RENO, Nev. (AP) - Local government leaders told a legislative panel there is sufficient water in western Nevada to accommodate planned development, while critics argued the growth outstrips available supplies.
Officials from Churchill, Washoe, Lyon, Douglas and Storey counties, Carson City and Fallon testified Monday before the Legislative Committee to Oversee the Western Regional Water Commission.
Established last year, the commission was formed to help develop plans to manage water supplies in the region and search for new water.
"We have to be very careful in the way we manage our water resources," Eleanor Lockwood, planning director for Churchill County, said. "We are trying to do what is best for our community in light of what is going on all around us."
Bob Fulkerson of the Progressive Leadership Alliance of Nevada cited studies showing existing water supplies can serve 600,000 residents in Washoe County, but that planned development could raise the population to 1.2 million.
PLAN has launched an initiative petition to put a Nov. 4 ballot question before voters that would require regional planning in Washoe County to be based on sustainable water supplies.
"The bottom line is the quality of life is declining in our region. We don't see it getting better with 600,000 more people than we have water for," Fulkerson said.
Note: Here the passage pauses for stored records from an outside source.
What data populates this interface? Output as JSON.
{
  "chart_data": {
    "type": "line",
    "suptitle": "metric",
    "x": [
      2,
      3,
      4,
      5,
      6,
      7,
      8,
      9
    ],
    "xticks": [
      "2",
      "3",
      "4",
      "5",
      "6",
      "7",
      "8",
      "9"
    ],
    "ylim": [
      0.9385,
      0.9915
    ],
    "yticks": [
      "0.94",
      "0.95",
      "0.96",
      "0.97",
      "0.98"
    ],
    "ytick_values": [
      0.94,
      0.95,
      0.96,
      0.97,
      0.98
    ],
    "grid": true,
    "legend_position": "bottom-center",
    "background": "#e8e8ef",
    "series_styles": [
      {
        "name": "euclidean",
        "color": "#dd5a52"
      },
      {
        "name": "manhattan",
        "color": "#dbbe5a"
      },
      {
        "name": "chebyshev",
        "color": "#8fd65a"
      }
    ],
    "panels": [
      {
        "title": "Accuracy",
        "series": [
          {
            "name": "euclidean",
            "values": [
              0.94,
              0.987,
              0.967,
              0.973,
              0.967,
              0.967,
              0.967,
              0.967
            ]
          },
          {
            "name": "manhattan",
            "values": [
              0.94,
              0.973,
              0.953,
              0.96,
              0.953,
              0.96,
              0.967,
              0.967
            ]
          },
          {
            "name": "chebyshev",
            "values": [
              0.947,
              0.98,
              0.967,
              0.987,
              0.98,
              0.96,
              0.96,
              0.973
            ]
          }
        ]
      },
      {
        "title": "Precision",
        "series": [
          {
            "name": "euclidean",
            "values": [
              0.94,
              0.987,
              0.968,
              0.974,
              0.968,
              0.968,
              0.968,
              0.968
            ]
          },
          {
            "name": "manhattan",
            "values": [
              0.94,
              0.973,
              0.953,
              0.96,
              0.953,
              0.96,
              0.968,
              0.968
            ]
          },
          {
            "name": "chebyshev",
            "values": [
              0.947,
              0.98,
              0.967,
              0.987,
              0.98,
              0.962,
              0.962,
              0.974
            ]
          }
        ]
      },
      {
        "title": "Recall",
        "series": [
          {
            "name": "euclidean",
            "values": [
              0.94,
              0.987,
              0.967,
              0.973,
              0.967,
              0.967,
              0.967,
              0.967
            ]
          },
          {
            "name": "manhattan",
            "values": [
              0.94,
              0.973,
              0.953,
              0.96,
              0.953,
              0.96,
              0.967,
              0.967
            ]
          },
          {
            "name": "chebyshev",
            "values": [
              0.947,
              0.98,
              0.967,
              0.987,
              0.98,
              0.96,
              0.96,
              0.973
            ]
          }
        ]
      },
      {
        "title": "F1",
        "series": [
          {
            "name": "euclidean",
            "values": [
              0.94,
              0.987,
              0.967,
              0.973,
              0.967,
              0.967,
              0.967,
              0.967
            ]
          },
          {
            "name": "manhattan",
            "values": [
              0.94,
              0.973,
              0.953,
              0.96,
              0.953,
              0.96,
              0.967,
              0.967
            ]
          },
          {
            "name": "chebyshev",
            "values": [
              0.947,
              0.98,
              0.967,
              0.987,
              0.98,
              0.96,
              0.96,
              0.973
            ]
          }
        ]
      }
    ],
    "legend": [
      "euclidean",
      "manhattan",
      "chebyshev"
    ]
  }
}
He added that climate change caused by global warming could dramatically reduce the mountain snowpack that provides the region's water.
Outside of the Reno area, officials from nearby counties also provided legislators with a snapshot of their water supply situations.
Carl Ruschmeyer, public works director for Douglas County, said water supplies for the Carson Valley appear adequate to handle planned development.
"It's clear there are available water rights and there is sufficient water to serve projected growth," Ruschmeyer said. "The goal is to plan for a sustainable community."
Others spoke of challenges in coming up with needed water in certain areas. While a slow growth rate in the Virginia City area should mean plenty of water exists for the future there, coming up with water needed for new tenants at the huge Tahoe-Reno Industrial Park has been "very difficult," said Greg "Bum" Hess, chairman of the Storey County Commission.
Water demands across the region make cooperation key, others said. That's particularly true along the Carson River, which has no upstream dam and reservoir with which to store water.
Linked water delivery systems crossing the borders of Carson City, Lyon County and Douglas County are one effective method to help meet the region's water demands in times of need, officials said.
Edwin James of the Carson Water Subconservancy District said greater use of reclaimed water for agriculture could allow more Carson River water for municipal use.